JS: Do you have an agency that you work with?

MB: No. I don’t belong to any agency. I do this myself, but I never really pay attention to my archive so much. If a request comes in I follow up on it.

EB: Like one of the things he did a little while back was The Replacements Tim Let It Bleed Edition and then a Neil Young box set.

JS: The Replacements are from my hometown Minneapolis. I photographed them when they were pretty young and my pictures are also in a box set.

MB: I photographed them when they didn’t even want to do a video. By the time I came to shoot them in the morning they’re already fucked up.

JS: Moshe, what advice would you have for a young person who wants to make a career in photography?

MB: Just do it. That’s all you have to do is take pictures. Keep taking pictures. If you love it, you love it. It’s a life-long addiction. I get up every morning seven days a week to take pictures. That’s my addiction.

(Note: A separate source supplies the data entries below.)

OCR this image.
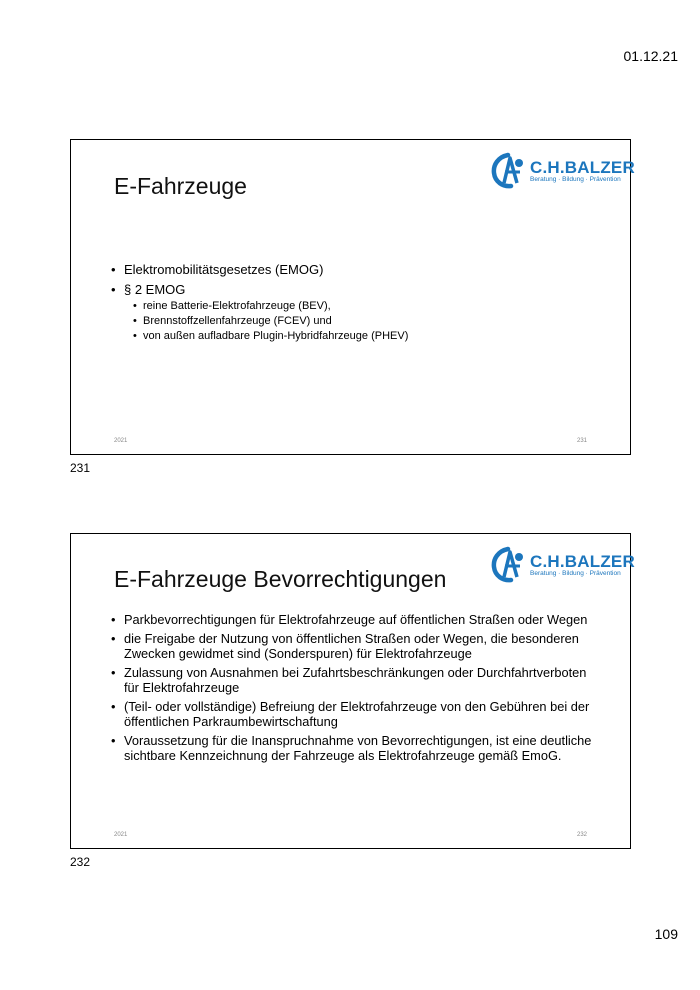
01.12.21
C.H.BALZER
Beratung · Bildung · Prävention
E-Fahrzeuge
• Elektromobilitätsgesetzes (EMOG)
• § 2 EMOG
• reine Batterie-Elektrofahrzeuge (BEV),
• Brennstoffzellenfahrzeuge (FCEV) und
• von außen aufladbare Plugin-Hybridfahrzeuge (PHEV)
2021	231
231
C.H.BALZER
Beratung · Bildung · Prävention
E-Fahrzeuge Bevorrechtigungen
• Parkbevorrechtigungen für Elektrofahrzeuge auf öffentlichen Straßen oder Wegen
• die Freigabe der Nutzung von öffentlichen Straßen oder Wegen, die besonderen Zwecken gewidmet sind (Sonderspuren) für Elektrofahrzeuge
• Zulassung von Ausnahmen bei Zufahrtsbeschränkungen oder Durchfahrtverboten für Elektrofahrzeuge
• (Teil- oder vollständige) Befreiung der Elektrofahrzeuge von den Gebühren bei der öffentlichen Parkraumbewirtschaftung
• Voraussetzung für die Inanspruchnahme von Bevorrechtigungen, ist eine deutliche sichtbare Kennzeichnung der Fahrzeuge als Elektrofahrzeuge gemäß EmoG.
2021	232
232
109
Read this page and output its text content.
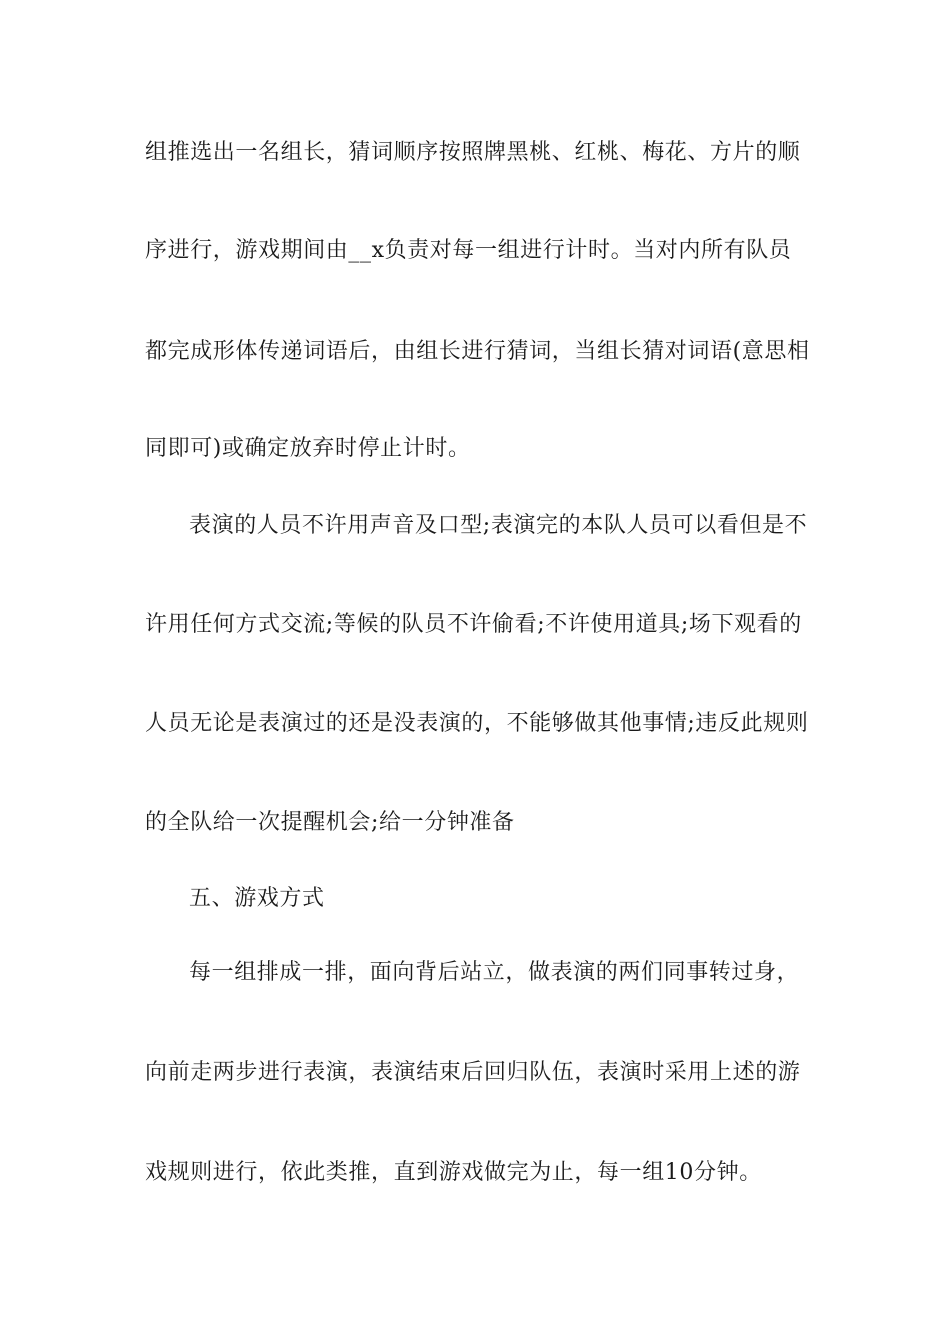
组推选出一名组长，猜词顺序按照牌黑桃、红桃、梅花、方片的顺
序进行，游戏期间由__x负责对每一组进行计时。当对内所有队员
都完成形体传递词语后，由组长进行猜词，当组长猜对词语(意思相
同即可)或确定放弃时停止计时。
表演的人员不许用声音及口型;表演完的本队人员可以看但是不
许用任何方式交流;等候的队员不许偷看;不许使用道具;场下观看的
人员无论是表演过的还是没表演的，不能够做其他事情;违反此规则
的全队给一次提醒机会;给一分钟准备
五、游戏方式
每一组排成一排，面向背后站立，做表演的两们同事转过身，
向前走两步进行表演，表演结束后回归队伍，表演时采用上述的游
戏规则进行，依此类推，直到游戏做完为止，每一组10分钟。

JS: The photography you’re doing most of the time is here in the studio?

MB: Yes. Because expression comes here.

Elvis Cake Topper

JS: Was your studio always here in L.A?

MB: Always. Eventually I started to do advertising photography and it took over. I stopped doing music and then I started to do TV commercials. I used to travel all over the world. One of my first commercials became so successful in Europe that it blew up. Nonstop work after that. It changed the course of my life.